The development of ppiD-targeted therapeutics would benefit from partnerships between academic researchers and pharmaceutical companies with expertise in anti-infective development pipelines. Future research should include systematic structure-activity relationship studies of promising inhibitor scaffolds.

How might CRISPR-Cas9 genome editing be applied to study ppiD function in Haemophilus influenzae?
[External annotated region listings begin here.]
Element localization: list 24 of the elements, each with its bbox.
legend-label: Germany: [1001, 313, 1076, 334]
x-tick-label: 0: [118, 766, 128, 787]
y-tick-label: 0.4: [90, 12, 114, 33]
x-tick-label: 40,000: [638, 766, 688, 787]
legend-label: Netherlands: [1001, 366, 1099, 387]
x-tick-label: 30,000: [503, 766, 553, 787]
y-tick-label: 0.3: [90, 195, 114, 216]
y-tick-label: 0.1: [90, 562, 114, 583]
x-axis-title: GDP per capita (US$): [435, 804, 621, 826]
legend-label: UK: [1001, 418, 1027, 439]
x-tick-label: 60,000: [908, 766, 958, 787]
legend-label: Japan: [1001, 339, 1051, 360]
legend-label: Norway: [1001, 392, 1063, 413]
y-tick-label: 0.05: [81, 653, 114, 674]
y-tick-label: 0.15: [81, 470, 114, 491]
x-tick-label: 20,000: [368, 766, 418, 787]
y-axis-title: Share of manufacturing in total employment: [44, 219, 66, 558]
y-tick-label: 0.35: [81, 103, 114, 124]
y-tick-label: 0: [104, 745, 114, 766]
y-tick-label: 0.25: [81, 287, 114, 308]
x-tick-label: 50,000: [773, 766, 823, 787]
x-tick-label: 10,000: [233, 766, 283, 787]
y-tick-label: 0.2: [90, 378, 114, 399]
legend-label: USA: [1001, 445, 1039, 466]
CRISPR-Cas9 technology offers powerful approaches for investigating ppiD function in Haemophilus influenzae through precise genetic manipulation:

• Gene knockout and complementation strategies:

  • Generate clean deletions without polar effects on adjacent genes

  • Perform domain-specific deletions to map functional regions

  • Create complementation strains with controlled expression levels

• Site-directed genome editing:

• CRISPRi applications:

  • Establish inducible knockdown systems for essential genes

  • Create expression gradients to determine threshold levels

  • Perform temporal control of expression during infection models

• High-throughput genetic screens:

  • Generate sgRNA libraries targeting potential genetic interactors

  • Identify synthetic lethal or synthetic sick interactions

  • Map genetic networks connected to ppiD function

Practical implementation requires optimization of transformation protocols for Haemophilus influenzae, which has lower transformation efficiency than model organisms. Researchers should consider using a two-plasmid system: one carrying the Cas9 under an inducible promoter and another containing the sgRNA and homology-directed repair template. Validation of genome edits should include whole-genome sequencing to identify potential off-target effects.